I feel that lately there has been such emphasis placed on the fictions of boundaries and dividing lines and clear separations: you white man here and black man there; you Indian here and Pakistani there; you Hindu here and Buddhist there. And the borders are militarised, policed, you cannot cross without your documents, without your proof of identity. And all is mapped out in castes and ethnicities and –stans, in sects and political groups. And to claim the identity you must conform to a standard, fit an expectation. In this narcissistic world of small differences, heretics are more hated than infidels.

And now I live in a land whose culture is famous for its rootlessness, its homesickness. “There’s no such thing as Argentines and foreigners,” a friend said the other day. “We Argentines are foreigners.” In the young nation, when tango developed, more than half of the city’s inhabitants were not native born. And the tango reflects that, a longing for a past already lost, a past that belonged not to the porteños themselves, but to their parents and grandparents back in southern Italy and Spain and the Jewish ghettos of Russia, a past longed for but not recovered, dissolved into the melting pot of the city, but still retaining its savour, like a spice adding its distinctive note to a stew. It’s a quadruple nostalgia, layers upon layers of loss: the tango singers relate the story of the immigrant child far from the old country, the childhood past and gone, the innocent first love, like my Bengali boy lost forever, and, as we listen to the singer, we evoke, with nostalgic melancholy, a golden age of tango, a golden age which was itself nostalgic, regretting its own lost idylls. And, returning full circle, we foreigners are exiles once again, pilgrims to the misnamed silverless silver land at the bottom of the world, to this young country of cows and oil, once one of the world’s richest and now in mourning for its more glorious past.

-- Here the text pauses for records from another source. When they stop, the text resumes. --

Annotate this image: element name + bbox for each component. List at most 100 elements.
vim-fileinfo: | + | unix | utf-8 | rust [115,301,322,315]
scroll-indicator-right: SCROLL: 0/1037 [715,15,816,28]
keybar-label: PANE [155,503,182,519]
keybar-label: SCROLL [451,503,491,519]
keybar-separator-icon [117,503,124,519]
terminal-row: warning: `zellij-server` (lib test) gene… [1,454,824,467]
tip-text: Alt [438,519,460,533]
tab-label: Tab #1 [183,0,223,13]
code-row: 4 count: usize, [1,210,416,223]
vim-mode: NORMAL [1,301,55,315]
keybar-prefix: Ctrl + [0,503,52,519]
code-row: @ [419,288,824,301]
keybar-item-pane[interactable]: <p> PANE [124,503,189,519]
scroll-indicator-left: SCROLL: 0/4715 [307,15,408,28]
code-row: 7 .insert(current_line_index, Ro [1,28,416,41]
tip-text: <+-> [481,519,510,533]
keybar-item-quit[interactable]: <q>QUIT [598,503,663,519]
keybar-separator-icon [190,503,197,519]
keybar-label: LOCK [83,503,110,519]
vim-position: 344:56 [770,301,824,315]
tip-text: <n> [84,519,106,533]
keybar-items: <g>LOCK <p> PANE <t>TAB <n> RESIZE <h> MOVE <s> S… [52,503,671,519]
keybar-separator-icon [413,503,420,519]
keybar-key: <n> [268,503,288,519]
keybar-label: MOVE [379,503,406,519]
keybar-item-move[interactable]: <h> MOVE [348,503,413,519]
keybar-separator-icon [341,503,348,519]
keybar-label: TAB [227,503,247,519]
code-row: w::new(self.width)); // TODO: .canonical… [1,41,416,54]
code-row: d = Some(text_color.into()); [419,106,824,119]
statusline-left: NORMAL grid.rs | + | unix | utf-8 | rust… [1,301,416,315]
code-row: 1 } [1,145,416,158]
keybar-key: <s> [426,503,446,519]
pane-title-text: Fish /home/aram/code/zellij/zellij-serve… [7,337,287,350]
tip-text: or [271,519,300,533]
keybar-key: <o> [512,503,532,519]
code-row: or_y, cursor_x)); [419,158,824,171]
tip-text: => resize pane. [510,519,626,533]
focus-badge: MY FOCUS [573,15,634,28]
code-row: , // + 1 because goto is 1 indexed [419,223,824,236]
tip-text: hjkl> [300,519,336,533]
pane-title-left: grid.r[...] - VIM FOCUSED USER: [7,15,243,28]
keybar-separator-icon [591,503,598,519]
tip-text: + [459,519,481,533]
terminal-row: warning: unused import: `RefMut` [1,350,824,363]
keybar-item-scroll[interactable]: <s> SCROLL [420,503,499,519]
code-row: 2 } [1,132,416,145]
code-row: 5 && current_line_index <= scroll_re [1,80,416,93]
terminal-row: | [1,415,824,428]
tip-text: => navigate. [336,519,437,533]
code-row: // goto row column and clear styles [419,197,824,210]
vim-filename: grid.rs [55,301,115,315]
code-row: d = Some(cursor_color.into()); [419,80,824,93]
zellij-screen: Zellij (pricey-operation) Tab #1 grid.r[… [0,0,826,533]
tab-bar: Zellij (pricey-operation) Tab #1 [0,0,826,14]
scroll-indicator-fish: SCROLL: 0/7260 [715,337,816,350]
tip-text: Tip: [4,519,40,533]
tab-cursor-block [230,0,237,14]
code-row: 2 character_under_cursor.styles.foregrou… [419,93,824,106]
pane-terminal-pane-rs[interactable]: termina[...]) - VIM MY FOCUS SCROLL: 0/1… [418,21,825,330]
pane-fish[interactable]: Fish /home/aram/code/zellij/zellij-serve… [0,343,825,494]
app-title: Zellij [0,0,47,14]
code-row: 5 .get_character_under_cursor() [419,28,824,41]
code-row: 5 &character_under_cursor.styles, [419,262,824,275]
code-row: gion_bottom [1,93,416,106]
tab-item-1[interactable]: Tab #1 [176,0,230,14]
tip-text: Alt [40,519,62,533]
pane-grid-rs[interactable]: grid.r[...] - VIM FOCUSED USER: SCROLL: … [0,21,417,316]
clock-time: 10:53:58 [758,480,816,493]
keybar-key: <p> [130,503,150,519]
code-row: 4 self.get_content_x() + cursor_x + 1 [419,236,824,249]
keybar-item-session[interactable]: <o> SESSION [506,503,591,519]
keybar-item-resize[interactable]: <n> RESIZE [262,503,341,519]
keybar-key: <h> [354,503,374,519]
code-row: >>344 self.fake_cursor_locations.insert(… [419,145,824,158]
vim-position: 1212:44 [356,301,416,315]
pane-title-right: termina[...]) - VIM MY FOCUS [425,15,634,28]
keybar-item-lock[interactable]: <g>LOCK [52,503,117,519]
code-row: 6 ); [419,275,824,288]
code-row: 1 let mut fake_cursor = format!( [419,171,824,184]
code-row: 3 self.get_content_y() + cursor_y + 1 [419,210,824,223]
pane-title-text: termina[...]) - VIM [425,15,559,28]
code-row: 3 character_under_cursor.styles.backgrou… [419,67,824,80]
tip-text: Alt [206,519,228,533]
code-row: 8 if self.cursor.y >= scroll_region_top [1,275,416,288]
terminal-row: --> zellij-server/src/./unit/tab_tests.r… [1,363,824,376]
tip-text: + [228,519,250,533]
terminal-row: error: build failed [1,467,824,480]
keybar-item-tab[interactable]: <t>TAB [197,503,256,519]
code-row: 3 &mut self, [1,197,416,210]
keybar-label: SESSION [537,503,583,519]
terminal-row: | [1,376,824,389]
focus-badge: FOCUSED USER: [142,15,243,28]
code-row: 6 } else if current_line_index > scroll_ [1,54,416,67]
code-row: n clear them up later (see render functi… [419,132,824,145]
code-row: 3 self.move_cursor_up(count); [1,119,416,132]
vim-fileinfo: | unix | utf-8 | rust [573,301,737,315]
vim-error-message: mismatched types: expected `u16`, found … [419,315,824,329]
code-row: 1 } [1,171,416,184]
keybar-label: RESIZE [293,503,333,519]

We are all mixed race, my friends. We are all messy hybridizations, misceginations, mongrelizations. We are all mutants, the products of random, promiscuous minglings. That is the nature of life. To purify is to sterilise, to kill. Our pasts, our heritages are never our own. They are always borrowed from others, from those who went before. We all have hyphenated identities. And all countries, ethnicities, skin tones, races are fantasies, arbitrary boundaries, Partitions of the imagination. We are all mongrels, my friends. And mongrels, as every doglover knows, are the best dogs of all.